Friday, November 25, 2011

Trick-taking game / SAT 11-26-11 / Sambuca flavorers / 18th-century London political literary establishment / Target of criticism Vincent Bugliosi's 1996 book Outrage

Constructor: Brad Wilber

Relative difficulty: Medium-Challenging

THEME: none
 Word of the Day: KLABERJASS (27D: Trick-taking game) —
Klaberjass or Bela is a widespread international trick-taking card game that is most popular in Jewish communities. In its basic form it is a 6-card trick-and-draw game for two players using a 32-card piquet pack. // As in other point-trick games of the King–Queen group, players can score points for the "marriage" (bela) of king and queen of trumps. The distinguishing feature of Klaberjass is that the jack (Yass) and nine (Menel) of trumps are elevated to the highest ranks and highest card point scores. (wikipedia)
• • •

A suitably tough Saturday that ended up being less than satisfying because of several long answers I'd just never heard of, the most notable being KLABERJASS. I don't care how "widespread" wikipedia says it is, I'll eat my hat if most of you have heard of it before. Not some of you—this is an answer designed to delight the constructor and that minority of solvers who know and play and possibly love the game—most of you. If you've never heard of it, then no amount of crosses helps. You need them all, and when you finally get it, there's no joy, no wow, no nothing. Just gibberish. In this case, long gibberish. So I am stumped, and I learn a new word (I'll never need again), and that's something, but entertaining it's not. When I (finally) got CHAIR BED, I assumed it was a makeshift bed created by the pushing together of two chairs (1A: What might unfold when you have guests). I've never ever heard of a CHAIR BED. I wrote in HIDEABED right away. CHAIR BED? I can barely look at that answer. I checked, and of course CHAIR BEDs are actual things, in that you can buy them at K-Mart, but ugh. The less said about OOFY the better (28A: Rich, in slang). The one stumper that I feel bad about not knowing was KITCATCLUB (29A: 18th-century London political / literary establishment). The puzzle is generally well constructed (not surprising—Mr. Wilber's usually are), so I, despite my considerable ignorance, could still reach the finish line because of fair crosses.
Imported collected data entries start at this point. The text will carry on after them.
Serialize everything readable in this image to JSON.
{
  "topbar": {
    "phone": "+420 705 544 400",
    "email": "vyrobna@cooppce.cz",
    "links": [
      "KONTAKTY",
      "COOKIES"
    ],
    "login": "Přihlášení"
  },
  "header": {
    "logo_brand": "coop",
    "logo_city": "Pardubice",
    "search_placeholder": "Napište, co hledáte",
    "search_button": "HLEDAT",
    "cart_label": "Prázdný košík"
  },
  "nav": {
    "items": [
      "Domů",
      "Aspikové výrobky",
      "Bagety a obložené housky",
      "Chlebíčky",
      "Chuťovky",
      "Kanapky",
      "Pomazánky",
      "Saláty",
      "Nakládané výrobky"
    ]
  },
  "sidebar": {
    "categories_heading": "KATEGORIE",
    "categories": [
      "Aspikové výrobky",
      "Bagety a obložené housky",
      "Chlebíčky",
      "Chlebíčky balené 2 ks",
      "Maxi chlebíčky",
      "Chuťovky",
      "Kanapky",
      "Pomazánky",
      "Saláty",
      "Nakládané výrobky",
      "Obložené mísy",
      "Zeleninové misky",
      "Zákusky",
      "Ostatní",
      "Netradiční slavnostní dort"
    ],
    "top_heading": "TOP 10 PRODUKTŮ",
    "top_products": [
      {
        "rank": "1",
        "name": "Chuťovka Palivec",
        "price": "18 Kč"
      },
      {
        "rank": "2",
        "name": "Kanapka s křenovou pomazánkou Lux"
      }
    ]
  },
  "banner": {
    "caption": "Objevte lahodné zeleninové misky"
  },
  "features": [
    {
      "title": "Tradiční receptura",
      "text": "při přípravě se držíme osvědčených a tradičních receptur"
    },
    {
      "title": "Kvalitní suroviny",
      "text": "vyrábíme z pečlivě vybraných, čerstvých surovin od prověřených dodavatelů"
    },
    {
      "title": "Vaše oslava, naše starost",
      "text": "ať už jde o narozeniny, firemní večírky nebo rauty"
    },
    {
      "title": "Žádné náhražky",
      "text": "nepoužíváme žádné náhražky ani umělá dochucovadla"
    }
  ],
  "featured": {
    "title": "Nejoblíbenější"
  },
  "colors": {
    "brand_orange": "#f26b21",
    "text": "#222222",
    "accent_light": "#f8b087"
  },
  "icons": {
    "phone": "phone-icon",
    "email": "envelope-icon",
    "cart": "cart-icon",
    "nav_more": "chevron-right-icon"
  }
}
One thing you'll notice in a low word-count puzzle (typically) is a preponderance of words ending -ER or -ERS. Most every point where the last letters of two words intersect, you will see an "S" or "ER" or "ERS." When you've got this much white space to fill, the stress starts to show first around the edges in this way. Now, to this puzzle's credit, it doesn't resort to really horribly made-up-sounding words, like RE-ICERS or something (I made that up, but I assume it's a legitimate cake-related word). You can hardly fault the intersection of BAD LOSER and BARTENDER. Still, I always notice the heavy padding of -ER and -ERS in low word-count puzzles. Once you dip into the mid-60s, word-count wise, the chances of your having a really compelling, scintillating, memorable grid diminish considerably. At those depths, even a superior constructor is only going to producer tolerable, passable work most of the time.
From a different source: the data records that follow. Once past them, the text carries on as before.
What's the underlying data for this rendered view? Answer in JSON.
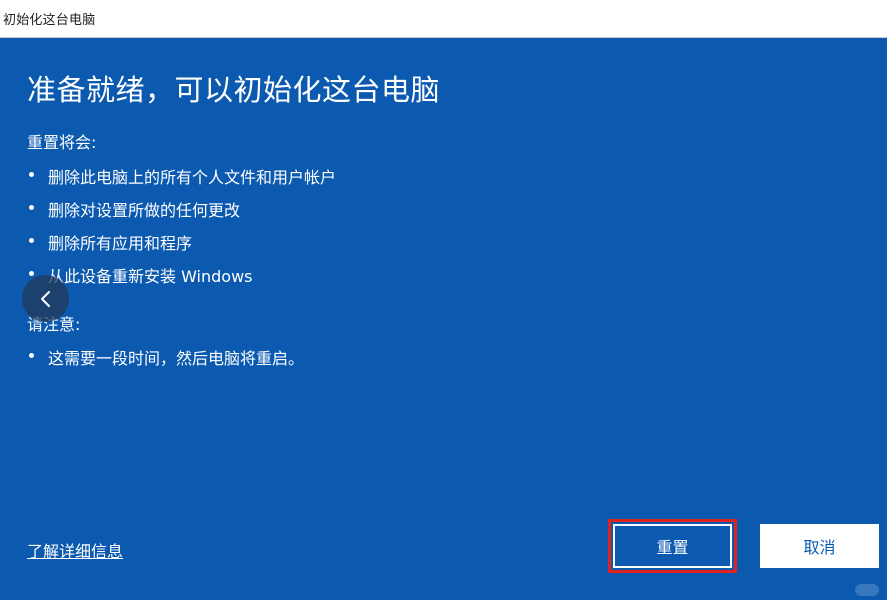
{
  "window": {
    "title": "初始化这台电脑"
  },
  "main": {
    "heading": "准备就绪，可以初始化这台电脑",
    "reset_section": {
      "label": "重置将会:",
      "items": [
        "删除此电脑上的所有个人文件和用户帐户",
        "删除对设置所做的任何更改",
        "删除所有应用和程序",
        "从此设备重新安装 Windows"
      ]
    },
    "note_section": {
      "label": "请注意:",
      "items": [
        "这需要一段时间，然后电脑将重启。"
      ]
    },
    "learn_more_link": "了解详细信息",
    "back_icon": "chevron-left-icon"
  },
  "buttons": {
    "reset_label": "重置",
    "cancel_label": "取消"
  },
  "colors": {
    "background": "#0b5ab0",
    "highlight": "#e0231e"
  }
}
JUDGE ITO has the same number of letters as LANCE ITO (15A: Target of criticism in Vincent Bugliosi's 1996 book "Outrage"), I found out the hard way. I assumed [Bouillabaisse base, sometimes] was some kind of FISH for a while. That also hurt. CLAM BROTH seems arbitrary, but, I'm sure, accurate enough. Once I changed ETAS to ETDS, I saw ANISEEDS (17A: Sambuca flavorers), which was vital to my (finally) getting those long Downs in the NW. "ANIMAL FARM" in particular gave me fits. Completely forgot there was a Napoleon in that (3D: Napoleon is a commander in it). I lucked out in the musical realm—got Randy TRAVIS with no crosses and only a few seconds of thought / humming, and I'm not even a (modern) country fan (16A: Singer of the #1 country hit "Forever and Ever, Amen"). Also got HERB ALPERT off the -ERT (35A: "Whipped Cream & Other Delights"). Speaking of whipped cream and other delights, I've been eating chocolate pie every few hours for over 24 hours now, and putting whipped cream on and in whatever seems to warrant it. Especially coffee.
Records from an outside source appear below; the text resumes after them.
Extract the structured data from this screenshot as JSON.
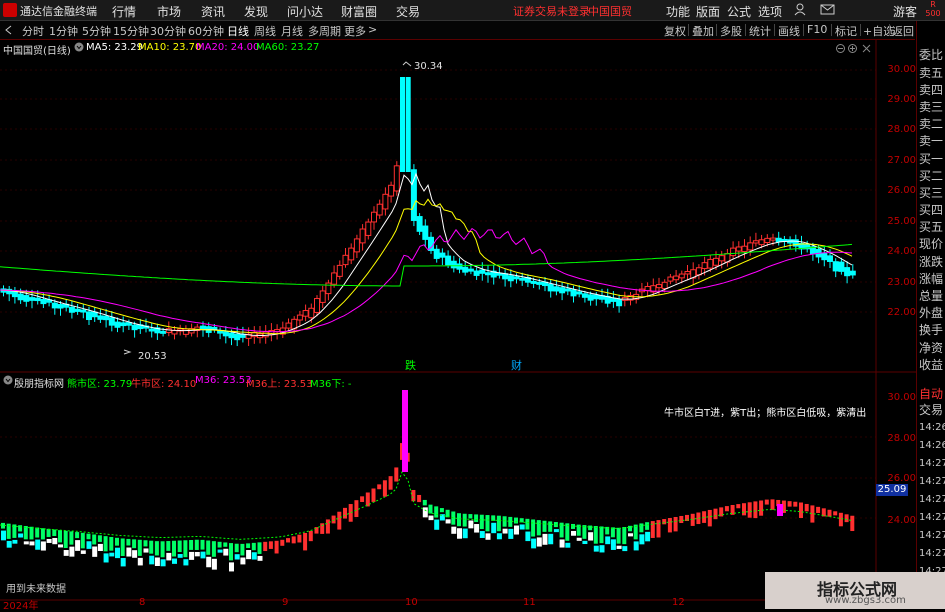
{
  "titlebar": {
    "app_name": "通达信金融终端",
    "menus": [
      "行情",
      "市场",
      "资讯",
      "发现",
      "问小达",
      "财富圈",
      "交易"
    ],
    "warning": "证券交易未登录",
    "stock_tag": "中国国贸",
    "right_menus": [
      "功能",
      "版面",
      "公式",
      "选项"
    ],
    "guest": "游客",
    "r_badge": "R",
    "r_num": "500"
  },
  "periods": [
    "分时",
    "1分钟",
    "5分钟",
    "15分钟",
    "30分钟",
    "60分钟",
    "日线",
    "周线",
    "月线",
    "多周期",
    "更多"
  ],
  "active_period": "日线",
  "more_arrow": ">",
  "toolbar": [
    "复权",
    "叠加",
    "多股",
    "统计",
    "画线",
    "F10",
    "标记",
    "+自选",
    "返回"
  ],
  "main_chart": {
    "stock": "中国国贸(日线)",
    "ma": [
      {
        "label": "MA5: 23.29",
        "color": "#ffffff"
      },
      {
        "label": "MA10: 23.70",
        "color": "#ffff00"
      },
      {
        "label": "MA20: 24.00",
        "color": "#ff00ff"
      },
      {
        "label": "MA60: 23.27",
        "color": "#00ff00"
      }
    ],
    "yticks": [
      "30.00",
      "29.00",
      "28.00",
      "27.00",
      "26.00",
      "25.00",
      "24.00",
      "23.00",
      "22.00"
    ],
    "high_label": "30.34",
    "low_label": "20.53",
    "marker_die": "跌",
    "marker_cai": "财"
  },
  "indicator": {
    "name": "殷朋指标网",
    "legend": [
      {
        "label": "熊市区: 23.79",
        "color": "#00ff00"
      },
      {
        "label": "牛市区: 24.10",
        "color": "#ff3030"
      },
      {
        "label": "M36: 23.53",
        "color": "#ff00ff"
      },
      {
        "label": "M36上: 23.53",
        "color": "#ff3030"
      },
      {
        "label": "M36下: -",
        "color": "#00ff00"
      }
    ],
    "note": "牛市区白T进，紫T出；熊市区白低吸，紫清出",
    "yticks": [
      "30.00",
      "28.00",
      "26.00",
      "24.00"
    ],
    "current_price": "25.09",
    "footer_text": "用到未来数据"
  },
  "xaxis": [
    "2024年",
    "8",
    "9",
    "10",
    "11",
    "12"
  ],
  "right_panel": {
    "items": [
      "委比",
      "卖五",
      "卖四",
      "卖三",
      "卖二",
      "卖一",
      "买一",
      "买二",
      "买三",
      "买四",
      "买五",
      "现价",
      "涨跌",
      "涨幅",
      "总量",
      "外盘",
      "换手",
      "净资",
      "收益"
    ],
    "sub_items": [
      "自动",
      "交易"
    ],
    "times": [
      "14:26",
      "14:26",
      "14:27",
      "14:27",
      "14:27",
      "14:27",
      "14:27",
      "14:27",
      "14:27"
    ]
  },
  "watermark": {
    "title": "指标公式网",
    "url": "www.zbgs3.com"
  }
}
I just started watching "Friday Night Lights," so I have no idea who this AIMEE Teegarden person is, but once I had the -EE ending, guessing her name wasn't tough (40A: Teegarden of TV's "Friday Night Lights"). EVIE was slightly tougher, but the crosses helped me out (12D: One of the Wilcoxs in "Howards End"). Never heard of a LUNE, but, again: crosses. Had CAPE for [Bullfighting cloak], obviously (CAPA). Very fixable. Thought LES was the Fender of Fender guitars (LEO)—thanks a lot, LES Paul. CAMISOLE is not a particularly British word, so I don't know why "knickers" was in its clue (33D: Knickers go-with), but it's not like the reference was confusing.

Have a lovely day. I know I will. 42!